Q: Is it true that you come from America’s oldest wine-making family?

A: We say we’re the oldest, and we think it’s accurate. My great- great-grandfather started making wine in San Jose in 1854, and we have been making wine as a family ever since.


“There’s a connection to these previous [wine-making] generations in how we approach the day, the season. It’s something that binds me to all of the generations before me and ahead of me.”

—Steven Kent Mirassou

Q: How does that legacy impact your perspective on the industry?

A: My great-great-grandfather was doing roughly the same thing that I’m doing now at the same time of year. There’s a connection to these previous generations in how we approach the day, the season. It’s something that binds me to all of the generations before me and ahead of me. My son, Aidan, is [our] assistant winemaker, and hopefully our grandkids will be involved in the business [as well].

Q: What makes the Livermore Valley distinct from Napa and Sonoma?

A: The first international gold medal ever given to a California wine was to a Livermore Valley wine. This [area] is viticulturally perfect for the growing of cabernet franc, which is our primary focus, and cabernet sauvignon. It’s a smaller, more nascent version of where Napa and Sonoma are right now, [but] there is zero difference in terms of potential for quality.

Q: You are the former president of the Livermore Valley Winegrowers Association. What is your vision for the Livermore Valley?

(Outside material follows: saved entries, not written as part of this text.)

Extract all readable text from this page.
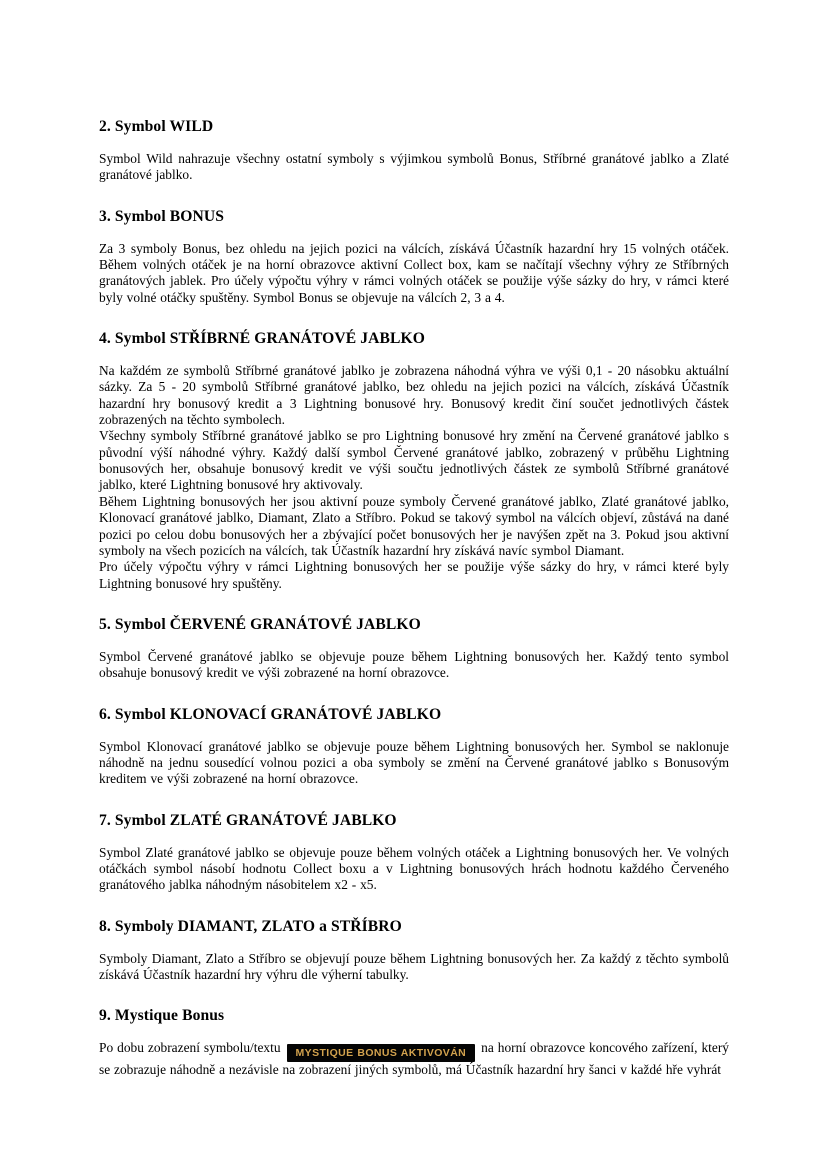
2. Symbol WILD

Symbol Wild nahrazuje všechny ostatní symboly s výjimkou symbolů Bonus, Stříbrné granátové jablko a Zlaté granátové jablko.

3. Symbol BONUS

Za 3 symboly Bonus, bez ohledu na jejich pozici na válcích, získává Účastník hazardní hry 15 volných otáček. Během volných otáček je na horní obrazovce aktivní Collect box, kam se načítají všechny výhry ze Stříbrných granátových jablek. Pro účely výpočtu výhry v rámci volných otáček se použije výše sázky do hry, v rámci které byly volné otáčky spuštěny. Symbol Bonus se objevuje na válcích 2, 3 a 4.

4. Symbol STŘÍBRNÉ GRANÁTOVÉ JABLKO

Na každém ze symbolů Stříbrné granátové jablko je zobrazena náhodná výhra ve výši 0,1 - 20 násobku aktuální sázky. Za 5 - 20 symbolů Stříbrné granátové jablko, bez ohledu na jejich pozici na válcích, získává Účastník hazardní hry bonusový kredit a 3 Lightning bonusové hry. Bonusový kredit činí součet jednotlivých částek zobrazených na těchto symbolech.

Všechny symboly Stříbrné granátové jablko se pro Lightning bonusové hry změní na Červené granátové jablko s původní výší náhodné výhry. Každý další symbol Červené granátové jablko, zobrazený v průběhu Lightning bonusových her, obsahuje bonusový kredit ve výši součtu jednotlivých částek ze symbolů Stříbrné granátové jablko, které Lightning bonusové hry aktivovaly.

Během Lightning bonusových her jsou aktivní pouze symboly Červené granátové jablko, Zlaté granátové jablko, Klonovací granátové jablko, Diamant, Zlato a Stříbro. Pokud se takový symbol na válcích objeví, zůstává na dané pozici po celou dobu bonusových her a zbývající počet bonusových her je navýšen zpět na 3. Pokud jsou aktivní symboly na všech pozicích na válcích, tak Účastník hazardní hry získává navíc symbol Diamant.

Pro účely výpočtu výhry v rámci Lightning bonusových her se použije výše sázky do hry, v rámci které byly Lightning bonusové hry spuštěny.

5. Symbol ČERVENÉ GRANÁTOVÉ JABLKO

Symbol Červené granátové jablko se objevuje pouze během Lightning bonusových her. Každý tento symbol obsahuje bonusový kredit ve výši zobrazené na horní obrazovce.

6. Symbol KLONOVACÍ GRANÁTOVÉ JABLKO

Symbol Klonovací granátové jablko se objevuje pouze během Lightning bonusových her. Symbol se naklonuje náhodně na jednu sousedící volnou pozici a oba symboly se změní na Červené granátové jablko s Bonusovým kreditem ve výši zobrazené na horní obrazovce.

7. Symbol ZLATÉ GRANÁTOVÉ JABLKO

Symbol Zlaté granátové jablko se objevuje pouze během volných otáček a Lightning bonusových her. Ve volných otáčkách symbol násobí hodnotu Collect boxu a v Lightning bonusových hrách hodnotu každého Červeného granátového jablka náhodným násobitelem x2 - x5.

8. Symboly DIAMANT, ZLATO a STŘÍBRO

Symboly Diamant, Zlato a Stříbro se objevují pouze během Lightning bonusových her. Za každý z těchto symbolů získává Účastník hazardní hry výhru dle výherní tabulky.

9. Mystique Bonus

Po dobu zobrazení symbolu/textu MYSTIQUE BONUS AKTIVOVÁN na horní obrazovce koncového zařízení, který se zobrazuje náhodně a nezávisle na zobrazení jiných symbolů, má Účastník hazardní hry šanci v každé hře vyhrát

A: Livermore is a world-class growing area. We’re pushing to grow grapes that will work in the current climate as well as the changing climate. ... Cabernet franc is a crucial piece that gives the Livermore Valley the opportunity to own the varietal in the minds of consumers, the wine press, and other wineries. ... [Local business and wine groups] want to make sure this area has an agricultural base forever.

Q: What can you share about working on your book?

A: I’ve spent 20 years writing this book. Words and wine are birds of a feather. … [Both] tell stories and communicate aesthetic principles.